Unfortunately, these examples are not one-offs, but instead a growing trend of mismanaged, underfunded, failing pension systems across the country. One only has to look at CalPERS’ 18 years of failure—from a $32.9 billion surplus in 1999 to more than $111 billion debt at present—to know that U.S. pensions are not resilient and well-managed. But if that’s not enough proof, take into account the mess of Illinois’ $100 billion-plus unfunded pension liability, Connecticut’s $68 billion pension debt and New Jersey’s $49 billion debt-ridden system, which leads us to NCPERS’ next fanciful theory…

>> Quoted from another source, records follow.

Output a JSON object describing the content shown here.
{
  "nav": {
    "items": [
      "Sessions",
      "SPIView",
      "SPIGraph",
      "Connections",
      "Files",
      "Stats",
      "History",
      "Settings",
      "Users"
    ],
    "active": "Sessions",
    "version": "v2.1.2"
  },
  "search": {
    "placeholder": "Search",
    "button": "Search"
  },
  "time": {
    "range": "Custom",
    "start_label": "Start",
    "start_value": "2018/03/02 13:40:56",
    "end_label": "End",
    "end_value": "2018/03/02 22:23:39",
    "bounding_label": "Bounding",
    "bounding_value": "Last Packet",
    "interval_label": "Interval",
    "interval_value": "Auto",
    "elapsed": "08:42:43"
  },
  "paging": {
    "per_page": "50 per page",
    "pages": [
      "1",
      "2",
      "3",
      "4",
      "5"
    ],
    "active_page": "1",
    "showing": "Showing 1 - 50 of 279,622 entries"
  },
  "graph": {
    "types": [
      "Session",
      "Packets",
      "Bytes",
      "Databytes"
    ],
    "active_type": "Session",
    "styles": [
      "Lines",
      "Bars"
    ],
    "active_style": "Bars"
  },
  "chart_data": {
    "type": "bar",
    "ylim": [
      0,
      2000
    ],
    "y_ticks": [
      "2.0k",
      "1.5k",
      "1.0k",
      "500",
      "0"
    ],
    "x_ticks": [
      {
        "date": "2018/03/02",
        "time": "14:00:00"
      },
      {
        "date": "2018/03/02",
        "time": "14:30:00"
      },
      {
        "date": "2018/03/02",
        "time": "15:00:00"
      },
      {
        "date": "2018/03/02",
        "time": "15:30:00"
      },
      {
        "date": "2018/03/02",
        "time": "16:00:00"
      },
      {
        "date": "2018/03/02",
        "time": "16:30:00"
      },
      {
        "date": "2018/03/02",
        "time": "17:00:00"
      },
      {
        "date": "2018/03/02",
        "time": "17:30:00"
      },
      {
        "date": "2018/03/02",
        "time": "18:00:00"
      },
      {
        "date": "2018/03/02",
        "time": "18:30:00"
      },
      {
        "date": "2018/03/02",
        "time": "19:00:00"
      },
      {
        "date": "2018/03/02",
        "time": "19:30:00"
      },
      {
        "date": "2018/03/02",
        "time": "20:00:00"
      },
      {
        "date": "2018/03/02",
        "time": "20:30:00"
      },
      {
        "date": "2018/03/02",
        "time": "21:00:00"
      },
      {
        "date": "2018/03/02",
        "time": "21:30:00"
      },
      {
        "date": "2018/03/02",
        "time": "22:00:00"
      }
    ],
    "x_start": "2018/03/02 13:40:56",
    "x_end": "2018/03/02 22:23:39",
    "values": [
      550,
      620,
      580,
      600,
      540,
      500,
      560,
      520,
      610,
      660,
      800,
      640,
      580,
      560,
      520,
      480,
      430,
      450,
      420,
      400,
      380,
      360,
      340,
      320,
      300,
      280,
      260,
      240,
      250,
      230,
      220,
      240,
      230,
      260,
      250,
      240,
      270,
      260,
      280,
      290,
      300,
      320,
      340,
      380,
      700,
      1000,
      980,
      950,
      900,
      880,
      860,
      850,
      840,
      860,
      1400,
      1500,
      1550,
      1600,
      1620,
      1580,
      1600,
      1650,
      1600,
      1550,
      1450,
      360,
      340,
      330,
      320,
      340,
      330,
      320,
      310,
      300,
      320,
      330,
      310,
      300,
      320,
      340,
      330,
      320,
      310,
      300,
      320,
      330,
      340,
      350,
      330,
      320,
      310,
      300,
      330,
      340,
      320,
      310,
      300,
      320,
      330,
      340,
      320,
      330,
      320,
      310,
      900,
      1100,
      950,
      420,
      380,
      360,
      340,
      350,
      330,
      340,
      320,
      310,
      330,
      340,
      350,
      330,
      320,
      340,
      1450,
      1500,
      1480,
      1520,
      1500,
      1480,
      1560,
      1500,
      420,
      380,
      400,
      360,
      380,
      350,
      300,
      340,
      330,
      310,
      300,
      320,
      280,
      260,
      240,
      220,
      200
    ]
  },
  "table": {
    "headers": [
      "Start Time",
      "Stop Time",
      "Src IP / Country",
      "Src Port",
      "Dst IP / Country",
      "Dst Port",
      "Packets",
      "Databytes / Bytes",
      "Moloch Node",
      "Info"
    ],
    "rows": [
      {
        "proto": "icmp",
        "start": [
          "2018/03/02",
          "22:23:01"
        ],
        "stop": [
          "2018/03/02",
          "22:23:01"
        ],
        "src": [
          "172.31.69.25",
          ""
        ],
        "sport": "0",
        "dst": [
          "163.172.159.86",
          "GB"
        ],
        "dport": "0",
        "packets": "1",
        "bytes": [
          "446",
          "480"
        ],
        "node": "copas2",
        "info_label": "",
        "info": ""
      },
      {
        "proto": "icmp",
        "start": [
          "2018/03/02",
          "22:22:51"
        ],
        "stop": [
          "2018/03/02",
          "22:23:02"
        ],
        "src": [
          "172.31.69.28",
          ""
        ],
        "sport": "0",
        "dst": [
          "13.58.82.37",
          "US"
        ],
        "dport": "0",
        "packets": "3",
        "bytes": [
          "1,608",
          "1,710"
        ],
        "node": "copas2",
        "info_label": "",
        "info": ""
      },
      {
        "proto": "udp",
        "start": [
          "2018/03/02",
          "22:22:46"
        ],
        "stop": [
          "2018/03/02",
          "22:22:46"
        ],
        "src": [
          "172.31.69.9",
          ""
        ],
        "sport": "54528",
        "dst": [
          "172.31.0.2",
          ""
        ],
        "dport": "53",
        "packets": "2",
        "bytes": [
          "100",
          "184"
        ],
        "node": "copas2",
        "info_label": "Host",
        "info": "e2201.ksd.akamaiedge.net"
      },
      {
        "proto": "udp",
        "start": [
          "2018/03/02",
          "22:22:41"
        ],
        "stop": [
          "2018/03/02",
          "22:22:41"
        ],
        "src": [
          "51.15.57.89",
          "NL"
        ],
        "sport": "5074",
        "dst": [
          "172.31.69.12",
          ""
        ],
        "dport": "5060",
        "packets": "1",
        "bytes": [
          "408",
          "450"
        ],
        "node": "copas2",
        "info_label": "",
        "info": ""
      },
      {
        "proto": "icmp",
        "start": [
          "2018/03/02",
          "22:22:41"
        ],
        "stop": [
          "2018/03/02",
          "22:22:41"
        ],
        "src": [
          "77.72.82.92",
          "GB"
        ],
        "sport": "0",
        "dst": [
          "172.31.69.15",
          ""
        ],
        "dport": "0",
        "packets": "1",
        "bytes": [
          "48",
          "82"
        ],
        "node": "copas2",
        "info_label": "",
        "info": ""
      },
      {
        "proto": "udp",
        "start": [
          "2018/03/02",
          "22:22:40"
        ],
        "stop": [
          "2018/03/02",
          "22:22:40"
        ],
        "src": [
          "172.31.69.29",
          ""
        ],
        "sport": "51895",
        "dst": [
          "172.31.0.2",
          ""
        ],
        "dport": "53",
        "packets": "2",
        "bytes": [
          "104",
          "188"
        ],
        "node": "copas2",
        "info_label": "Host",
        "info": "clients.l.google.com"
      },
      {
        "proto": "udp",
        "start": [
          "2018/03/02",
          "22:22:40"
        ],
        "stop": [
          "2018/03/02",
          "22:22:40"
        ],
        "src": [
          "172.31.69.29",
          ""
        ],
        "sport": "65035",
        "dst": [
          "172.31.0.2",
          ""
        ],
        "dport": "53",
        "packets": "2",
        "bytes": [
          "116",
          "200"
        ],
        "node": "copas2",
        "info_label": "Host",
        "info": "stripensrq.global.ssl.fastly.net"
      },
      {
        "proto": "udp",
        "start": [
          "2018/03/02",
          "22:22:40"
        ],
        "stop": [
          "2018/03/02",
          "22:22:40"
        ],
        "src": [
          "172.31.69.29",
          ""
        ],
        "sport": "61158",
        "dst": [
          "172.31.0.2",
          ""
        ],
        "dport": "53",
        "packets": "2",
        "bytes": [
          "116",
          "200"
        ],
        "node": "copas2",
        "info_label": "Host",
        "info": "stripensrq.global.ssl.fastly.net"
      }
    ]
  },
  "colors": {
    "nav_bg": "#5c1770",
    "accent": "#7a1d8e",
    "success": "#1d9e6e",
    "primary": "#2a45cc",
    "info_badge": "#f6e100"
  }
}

Pension funds pose little burden, if any, on taxpayers. One word (ok, maybe two): Crowd-Out. When governments carry billions of dollars in pension debt, how can taxpayers not be negatively impacted? Again, let’s look at New Jersey, who’s Governor Christie recently proposed cutting critical funding from such important programs as higher education, homes for disabled soldiers, psychiatric hospitals and developmental disability centers, to instead put toward the state’s pension debt. Further, in Chicago, 89 cents out of every new tax dollar since 2009 has gone to pay pensions, leaving only 11 cents out of every dollar for the rest of education. And when crowd-out just doesn’t do the trick, governments raise taxes. On top of Chicago’s reduced funding for education, the city will implement a 10 percent property tax hike this year. And let’s not forget the nearly 1,500 Chicago teachers and school staff who were laid off several years ago due to the school system’s escalating pension debt.

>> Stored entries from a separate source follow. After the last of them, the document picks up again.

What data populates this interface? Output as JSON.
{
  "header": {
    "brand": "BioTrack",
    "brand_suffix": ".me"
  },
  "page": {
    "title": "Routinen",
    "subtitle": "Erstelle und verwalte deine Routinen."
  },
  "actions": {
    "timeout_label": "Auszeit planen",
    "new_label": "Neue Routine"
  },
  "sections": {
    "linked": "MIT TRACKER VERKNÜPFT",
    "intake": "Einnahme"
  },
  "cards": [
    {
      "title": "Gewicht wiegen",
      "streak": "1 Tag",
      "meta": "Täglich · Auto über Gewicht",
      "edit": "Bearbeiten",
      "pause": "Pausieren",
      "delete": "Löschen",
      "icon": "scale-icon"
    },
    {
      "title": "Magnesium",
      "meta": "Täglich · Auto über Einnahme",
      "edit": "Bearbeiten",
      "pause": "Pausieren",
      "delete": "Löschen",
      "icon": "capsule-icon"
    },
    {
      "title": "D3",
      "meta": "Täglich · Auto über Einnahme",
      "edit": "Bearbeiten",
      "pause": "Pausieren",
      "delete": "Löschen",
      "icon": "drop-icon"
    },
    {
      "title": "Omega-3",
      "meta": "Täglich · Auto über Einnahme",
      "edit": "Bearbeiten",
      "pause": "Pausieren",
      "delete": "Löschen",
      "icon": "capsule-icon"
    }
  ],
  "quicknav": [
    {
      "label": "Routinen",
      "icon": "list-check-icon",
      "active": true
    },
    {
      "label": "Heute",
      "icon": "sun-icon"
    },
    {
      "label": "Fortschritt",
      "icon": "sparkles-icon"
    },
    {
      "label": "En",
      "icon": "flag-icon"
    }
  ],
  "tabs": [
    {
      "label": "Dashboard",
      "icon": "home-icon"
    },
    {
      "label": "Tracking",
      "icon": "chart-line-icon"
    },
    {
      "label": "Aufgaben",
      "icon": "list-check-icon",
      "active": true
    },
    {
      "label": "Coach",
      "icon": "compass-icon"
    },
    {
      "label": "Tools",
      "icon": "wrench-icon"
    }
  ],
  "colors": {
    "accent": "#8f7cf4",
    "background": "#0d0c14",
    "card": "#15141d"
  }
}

We also take issue with NCPERS graph on the composition of income, as it is patently misleading. The chart, which shows employer contributions declining, is only accurate if you disregard employer contributions related to debt and interest. It appears the authors are using this graph to imply that employer contributions have dropped by greater than 50 percent from 2000 to 2014, when, in fact, every plan that we have ever looked at has shown that employer contributions over that time have tripled, quadrupled, or even more. Here are a few examples of increasing employer contributions: Chicago Public Schools (Fig. 2), CalPERS and nationally (Fig. 4). When employer contributions have tripled in the last decade or so and cities are putting more than 20 percent of their budgets into pension plans, that is an enormous burden on taxpayers.

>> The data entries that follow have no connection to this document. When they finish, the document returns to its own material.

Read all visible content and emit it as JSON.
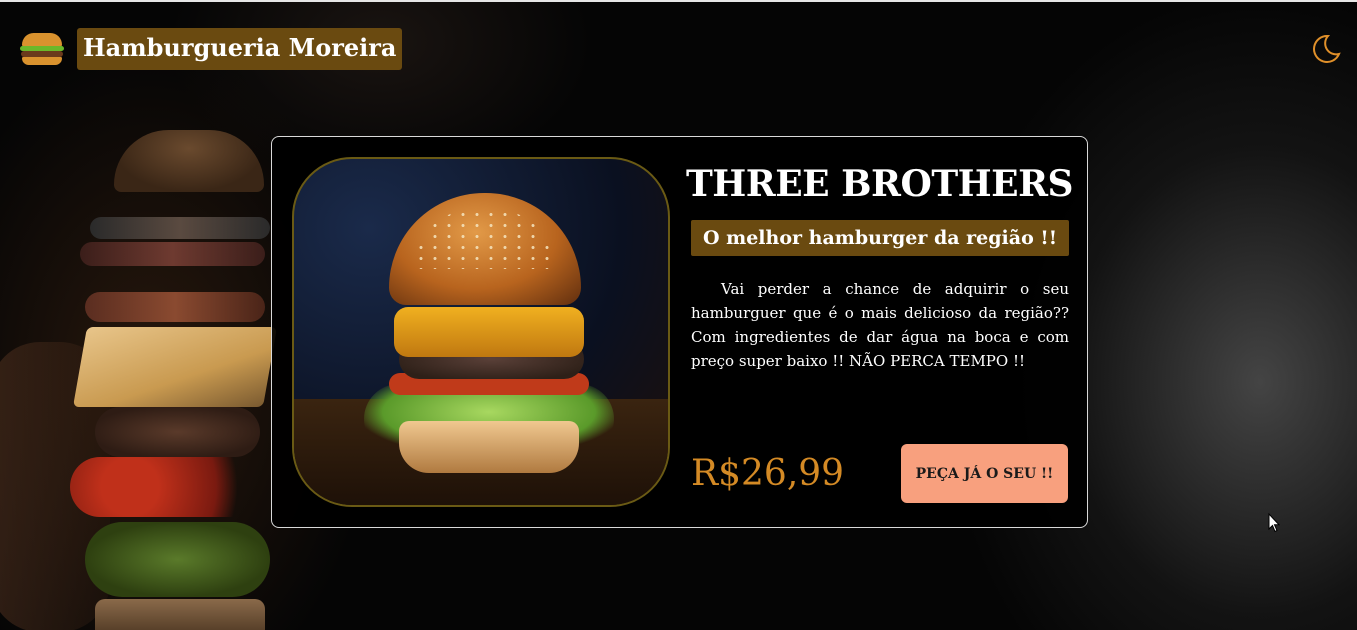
{
  "header": {
    "brand_name": "Hamburgueria Moreira",
    "logo_icon": "burger-icon",
    "theme_toggle_icon": "moon-icon"
  },
  "product": {
    "name": "THREE BROTHERS",
    "tagline": "O melhor hamburger da região !!",
    "description": "Vai perder a chance de adquirir o seu hamburguer que é o mais delicioso da região?? Com ingredientes de dar água na boca e com preço super baixo !! NÃO PERCA TEMPO !!",
    "price": "R$26,99",
    "order_button_label": "PEÇA JÁ O SEU !!",
    "image_icon": "burger-photo"
  },
  "colors": {
    "accent_gold": "#6a4a10",
    "price_orange": "#d48a25",
    "button_salmon": "#f8a07e",
    "moon_orange": "#e0902a"
  }
}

NCPERS’ last theory is this: Taxpayers’ contributions are fully or partially offset by the tax revenues generated by public pension investments in the community and by the local spending of retirees who receive pension checks. This is purely speculation and obfuscation and ridiculous on its face. The fact that taxpayer funds are partially offset is meaningless. Moreover, it’s unsubstantiated. The paper’s authors even claim, “There is little or no research focused narrowly on whether tax revenues generated through pension fund investments and spending of retiree pension checks in local economies is enough to pay the taxpayer portion of pension contributions.” Further, while we may disagree on the economic impact multiplier for defined benefit pension benefits, there is no evidence to suggest that retirees would choose to spend their money any differently if the benefit was provided via a defined contribution plan, hybrid or cash balance plan, which provides retirement benefits with much less risk to taxpayers.
U.S. pension systems are an estimated $5 trillion in debt. Such debt is NOT a good deal for the economy. It’s certainly NOT a good deal for taxpayers, who are losing out on critical government services, while continually paying more taxes. And it is definitely NOT a good deal for public employees and retirees whose very financial futures are at risk.